In Minnesota, Big Brother David and Little Brother Wesley, who is now 25, were in the stands to watch Nick Foles and the Eagles take on Tom Brady and the Patriots in Super Bowl LII.

They won tickets because David submitted an essay to the #CreateChangeContest, and Russell Wilson, the quarterback for the Seattle Seahawks, chose David and Wesley’s story as one of the winners. So, they headed to Minnesota together to celebrate their match and take in the Super Bowl.

“I just, Wesley and I both, we hear about how many children are waiting for Bigs, and we wanted to tell our story to maybe inspire someone to decide to become a Big and give back,” David says.

“I just, Wesley and I both, we hear about how many children are waiting for Bigs, and we wanted to tell our story to maybe inspire someone to decide to become a Big and give back.”

– Big Brother David

Sixteen years ago, David and Wesley met for the first time. Little Brother Wesley was 9. They carved a pumpkin together – it was Wesley’s first time making a jack-o-lantern. Starting then, they met up to do projects and homework all through Wesley’s middle and high school years.
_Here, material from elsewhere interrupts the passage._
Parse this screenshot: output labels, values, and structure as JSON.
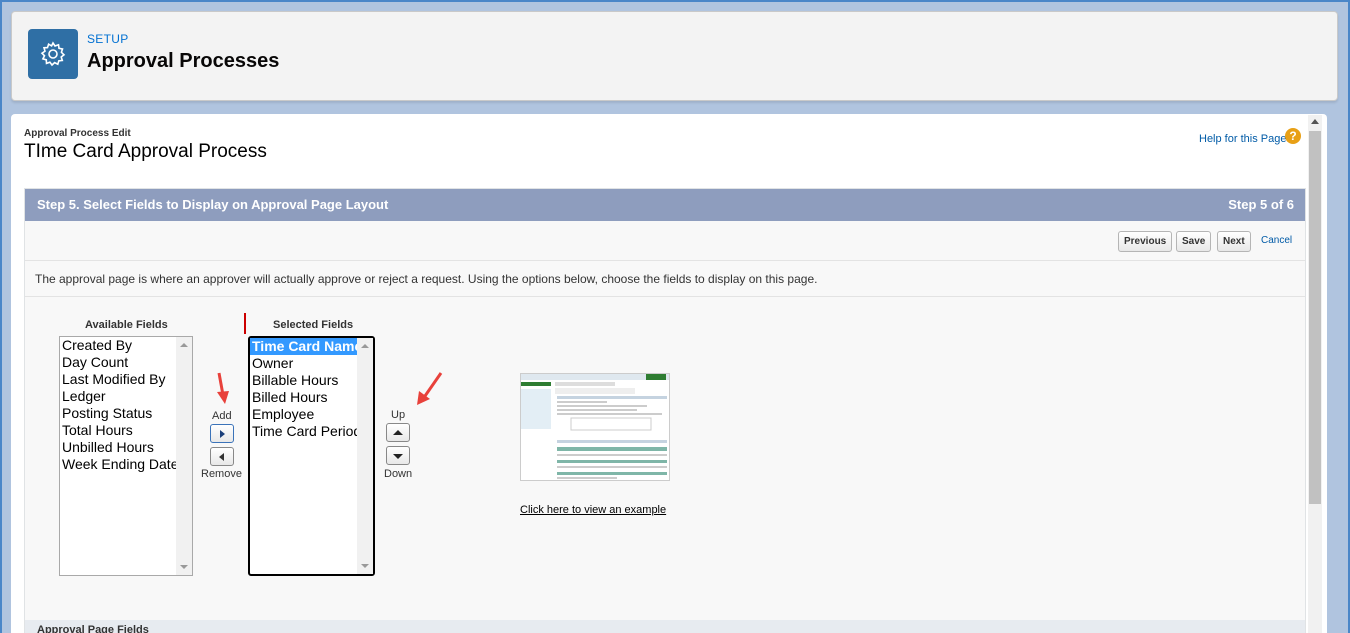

When Wesley was 13, David came out to him, feeling like it was an appropriate time. Wesley didn’t care, David says. “Kids just want your honesty and love it when you confide in them.”

Wesley confided in David when other kids at school bullied him. David was always there for him to talk about what had happened or to advocate for him at school. “I think he was sort of recognizing that he was different. He threw himself into his grades, his studies,” David says.

At one point when Wesley was in high school, he asked David to drop him off at a friend’s house. David could tell something was up. “Don’t you have something to tell me?” he asked. Wesley looked down. At that moment, Wesley felt like it was the appropriate time for him to come out to his Big, so told him that the boy was his boyfriend. “I just figured you already knew and I didn’t have to say anything,” Wesley said.

Working so hard through high school paid off. Wesley got scholarships and headed to Piedmont College in Georgia to study mass communications. He graduated and hopes to become a television reporter.

For the last year, Big Brother David has been helping his Little Brother Wesley with an even bigger project. Wesley’s sister was struggling, so Wesley took custody of his sister’s infant son, D.K. “So he’s sort of an uncle-dad and I’m sort of a grandfather,” David says. David often babysits, and his extended circle of friends have supported Wesley and D.K. as they adjust to being a little family.

The questions that David had all those years ago about whether he would be a good mentor and whether he would be accepted as a Big Brother have long disappeared, and his relationship with Wesley is simple. They are just brothers, sitting in the stands, watching a football game.